Local magnetization fluctuations in superconducting glasses resolved by Hall sensors

TL;DR

This study uses highly sensitive Hall sensors to measure local magnetization fluctuations in superconducting FeNiZr metallic glasses, revealing flux clustering and determining critical fields across temperatures.

Contribution

It introduces a novel local measurement technique using Hall sensors to analyze flux behavior and critical fields in superconducting metallic glasses.

Findings

Detection of large flux clusters causing magnetization fluctuations

Measurement of lower critical field Bc1 as a function of temperature

Observation of significant local magnetization variations

Abstract

We report on magnetization measurements performed on a series of Fe$_{x}$Ni$_{1-x}$Zr$_{2}$ superconducting metallic glasses with $0\leq x\leq0.5$ using the Hall effect of a nearby 2-dimensional electron gas (2DEG) in a GaAs/Al$_{0.33}$Ga$_{0.67}$As heterostructure as a local probe.
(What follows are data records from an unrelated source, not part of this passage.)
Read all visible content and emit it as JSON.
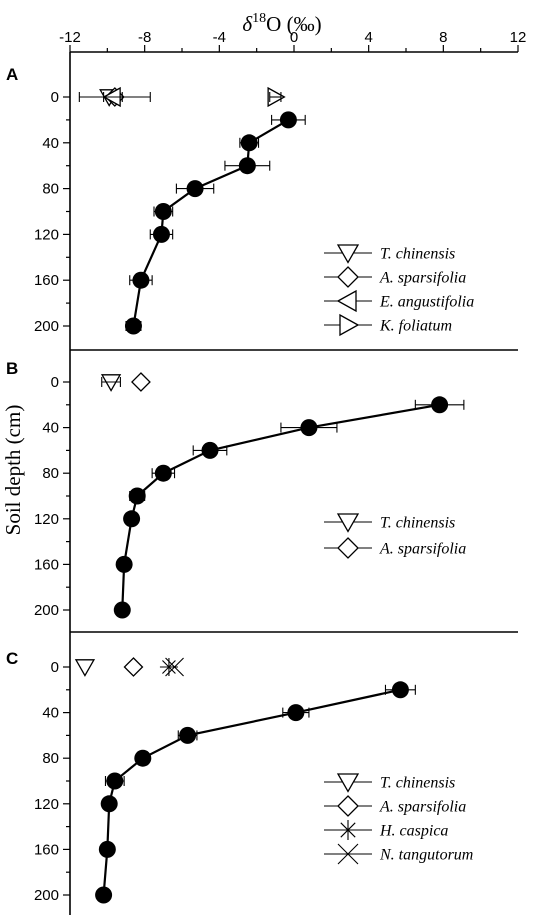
{
  "chart_data": {
    "type": "scatter",
    "x_title_delta": "δ",
    "x_title_sup": "18",
    "x_title_rest": "O (‰)",
    "ylabel": "Soil depth (cm)",
    "xlim": [
      -12,
      12
    ],
    "x_ticks": [
      -12,
      -8,
      -4,
      0,
      4,
      8,
      12
    ],
    "x_tick_labels": [
      "-12",
      "-8",
      "-4",
      "0",
      "4",
      "8",
      "12"
    ],
    "ylim": [
      0,
      220
    ],
    "y_ticks": [
      0,
      40,
      80,
      120,
      160,
      200
    ],
    "y_tick_labels": [
      "0",
      "40",
      "80",
      "120",
      "160",
      "200"
    ],
    "y_reversed": true,
    "x_axis_position": "top",
    "grid": false,
    "legend_position": "bottom-right",
    "panels": [
      {
        "label": "A",
        "soil": {
          "depth": [
            20,
            40,
            60,
            80,
            100,
            120,
            160,
            200
          ],
          "d18O": [
            -0.3,
            -2.4,
            -2.5,
            -5.3,
            -7.0,
            -7.1,
            -8.2,
            -8.6
          ],
          "sd": [
            0.9,
            0.5,
            1.2,
            1.0,
            0.5,
            0.6,
            0.6,
            0.4
          ]
        },
        "plants": [
          {
            "name": "T. chinensis",
            "marker": "triangle-down",
            "d18O": -9.9,
            "depth": 0,
            "sd": 0
          },
          {
            "name": "A. sparsifolia",
            "marker": "diamond",
            "d18O": -9.6,
            "depth": 0,
            "sd": 1.9
          },
          {
            "name": "E. angustifolia",
            "marker": "triangle-left",
            "d18O": -9.7,
            "depth": 0,
            "sd": 0.5
          },
          {
            "name": "K. foliatum",
            "marker": "triangle-right",
            "d18O": -1.0,
            "depth": 0,
            "sd": 0.3
          }
        ]
      },
      {
        "label": "B",
        "soil": {
          "depth": [
            20,
            40,
            60,
            80,
            100,
            120,
            160,
            200
          ],
          "d18O": [
            7.8,
            0.8,
            -4.5,
            -7.0,
            -8.4,
            -8.7,
            -9.1,
            -9.2
          ],
          "sd": [
            1.3,
            1.5,
            0.9,
            0.6,
            0.4,
            0,
            0,
            0
          ]
        },
        "plants": [
          {
            "name": "T. chinensis",
            "marker": "triangle-down",
            "d18O": -9.8,
            "depth": 0,
            "sd": 0.5
          },
          {
            "name": "A. sparsifolia",
            "marker": "diamond",
            "d18O": -8.2,
            "depth": 0,
            "sd": 0
          }
        ]
      },
      {
        "label": "C",
        "soil": {
          "depth": [
            20,
            40,
            60,
            80,
            100,
            120,
            160,
            200
          ],
          "d18O": [
            5.7,
            0.1,
            -5.7,
            -8.1,
            -9.6,
            -9.9,
            -10.0,
            -10.2
          ],
          "sd": [
            0.8,
            0.7,
            0.5,
            0,
            0.5,
            0,
            0,
            0
          ]
        },
        "plants": [
          {
            "name": "T. chinensis",
            "marker": "triangle-down",
            "d18O": -11.2,
            "depth": 0,
            "sd": 0
          },
          {
            "name": "A. sparsifolia",
            "marker": "diamond",
            "d18O": -8.6,
            "depth": 0,
            "sd": 0
          },
          {
            "name": "H. caspica",
            "marker": "asterisk",
            "d18O": -6.7,
            "depth": 0,
            "sd": 0
          },
          {
            "name": "N. tangutorum",
            "marker": "cross",
            "d18O": -6.4,
            "depth": 0,
            "sd": 0
          }
        ]
      }
    ]
  }
}
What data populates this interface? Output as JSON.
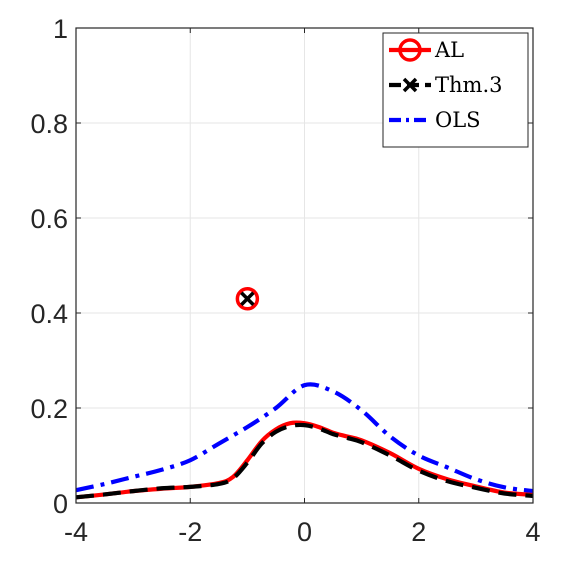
{
  "chart_data": {
    "type": "line",
    "title": "",
    "xlabel": "",
    "ylabel": "",
    "xlim": [
      -4,
      4
    ],
    "ylim": [
      0,
      1
    ],
    "x_ticks": [
      -4,
      -2,
      0,
      2,
      4
    ],
    "y_ticks": [
      0,
      0.2,
      0.4,
      0.6,
      0.8,
      1
    ],
    "x_tick_labels": [
      "-4",
      "-2",
      "0",
      "2",
      "4"
    ],
    "y_tick_labels": [
      "0",
      "0.2",
      "0.4",
      "0.6",
      "0.8",
      "1"
    ],
    "grid": true,
    "legend_position": "top-right",
    "series": [
      {
        "name": "AL",
        "color": "#ff0000",
        "line_style": "solid",
        "marker": "circle",
        "x": [
          -4,
          -3.5,
          -3,
          -2.5,
          -2,
          -1.5,
          -1.25,
          -1,
          -0.75,
          -0.5,
          -0.25,
          0,
          0.25,
          0.5,
          0.75,
          1,
          1.5,
          2,
          2.5,
          3,
          3.5,
          4
        ],
        "y": [
          0.012,
          0.018,
          0.025,
          0.03,
          0.034,
          0.042,
          0.055,
          0.09,
          0.13,
          0.155,
          0.168,
          0.168,
          0.16,
          0.148,
          0.14,
          0.132,
          0.105,
          0.072,
          0.05,
          0.035,
          0.022,
          0.017
        ]
      },
      {
        "name": "Thm.3",
        "color": "#000000",
        "line_style": "dashed",
        "marker": "x",
        "x": [
          -4,
          -3.5,
          -3,
          -2.5,
          -2,
          -1.5,
          -1.25,
          -1,
          -0.75,
          -0.5,
          -0.25,
          0,
          0.25,
          0.5,
          0.75,
          1,
          1.5,
          2,
          2.5,
          3,
          3.5,
          4
        ],
        "y": [
          0.012,
          0.018,
          0.025,
          0.031,
          0.034,
          0.04,
          0.052,
          0.085,
          0.125,
          0.15,
          0.162,
          0.164,
          0.157,
          0.145,
          0.137,
          0.128,
          0.1,
          0.068,
          0.046,
          0.032,
          0.02,
          0.015
        ]
      },
      {
        "name": "OLS",
        "color": "#0000ff",
        "line_style": "dash-dot",
        "marker": "none",
        "x": [
          -4,
          -3.5,
          -3,
          -2.5,
          -2,
          -1.5,
          -1,
          -0.5,
          0,
          0.5,
          1,
          1.5,
          2,
          2.5,
          3,
          3.5,
          4
        ],
        "y": [
          0.027,
          0.04,
          0.055,
          0.07,
          0.09,
          0.125,
          0.16,
          0.2,
          0.248,
          0.235,
          0.195,
          0.14,
          0.1,
          0.075,
          0.05,
          0.033,
          0.025
        ]
      }
    ],
    "points": [
      {
        "series": "AL",
        "x": -1,
        "y": 0.43,
        "marker": "circle",
        "color": "#ff0000"
      },
      {
        "series": "Thm.3",
        "x": -1,
        "y": 0.43,
        "marker": "x",
        "color": "#000000"
      }
    ]
  }
}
The great sensitivity of the Hall effect of the 2DEG in such heterostructure is exploited to determine the magnetization of the superconductor due to the Meissner effect and flux trapping. The data is used to determine the lower critical field B$_{c1}$ of the superconductors as a function of temperature. Surprisingly large fluctuations in the magnetization are also observed and attributed to the presence of large flux clusters in the superconductor.